Par chance, on m’a nourri à un moment et je suis allé en ville, où tout le monde me connaissait et m'appelait « Grillé » car je réussis toujours à survivre à toutes sortes de choses dangereuses. Mais Dieu merci, j’ai effectivement survécu. J’ai tellement enduré de souffrances que je n’étais pas capable d’en parler à quiconque. Quand je m’asseyais dans un coin, les gens disaient "Cet homme est fou, éloignez-vous de lui" . Dans le centre de détention, tu deviens effectivement fou. Je suis resté fort et je me suis concentré.
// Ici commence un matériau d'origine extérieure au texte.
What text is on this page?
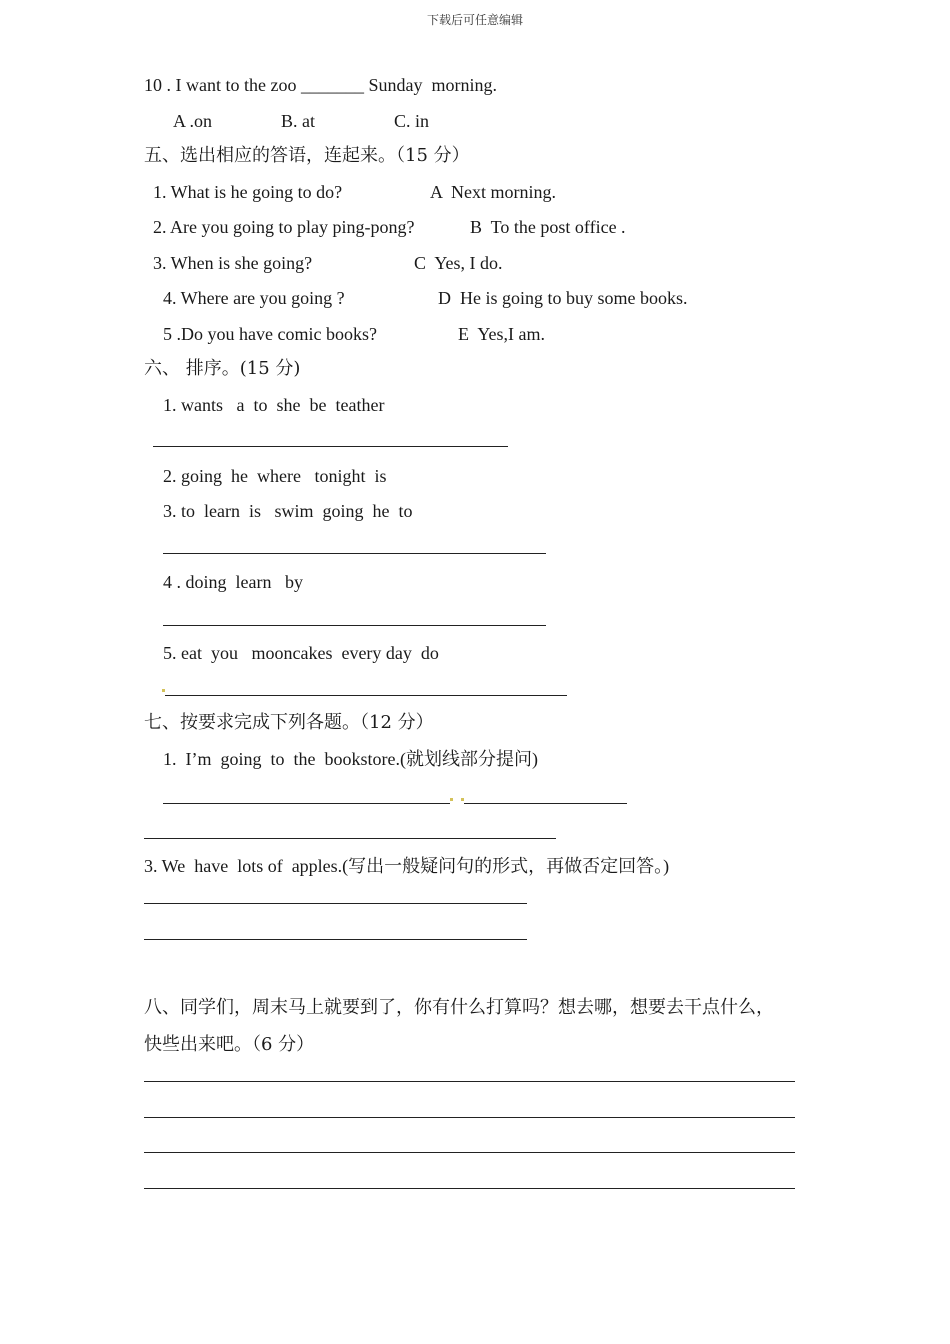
下载后可任意编辑
10 . I want to the zoo _______ Sunday  morning.
A .on	B. at	C. in
五、选出相应的答语，连起来。（15 分）
1. What is he going to do?	A  Next morning.
2. Are you going to play ping-pong?	B  To the post office .
3. When is she going?	C  Yes, I do.
4. Where are you going ?	D  He is going to buy some books.
5 .Do you have comic books?	E  Yes,I am.
六、 排序。(15 分)
1. wants   a  to  she  be  teather
2. going  he  where   tonight  is
3. to  learn  is   swim  going  he  to
4 . doing  learn   by
5. eat  you   mooncakes  every day  do
七、按要求完成下列各题。（12 分）
1.  I’m  going  to  the  bookstore.(就划线部分提问)
3. We  have  lots of  apples.(写出一般疑问句的形式，再做否定回答。)
八、同学们，周末马上就要到了，你有什么打算吗？想去哪，想要去干点什么，
快些出来吧。（6 分）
Pendant le confinement en Libye, nous avons passé huit mois à survivre en vendant des canettes en aluminium pour acheter du pain. Puis, j’ai quitté la capitale et ai travaillé comme mécanicien, 24h sur 24, tous les jours. Je travaillais comme un esclave. Pendant six mois, le propriétaire ne m'a payé que la moitié de mon travail. C’était du travail forcé et en plus, nous étions également battus. Ces hommes étaient lourdement armés. Ils m’ont tiré dessus une fois, mais j’ai survécu, encore.

A Tripoli, on m’a enfermé dans un étage souterrain, en isolation totale. Après trois mois, ils m’ont finalement laissé sortir voir la lumière. Le jour où j’ai revu le soleil, j’ai remercié le seigneur. 

Dieu merci, je suis toujours en vie même si j’ai perdu des amis et des frères. J’ai quitté le pays sans perdre mon âme, sans perdre ma conscience, ni mon esprit. »

*Les prénoms ont été changés pour protéger l'identité des survivants.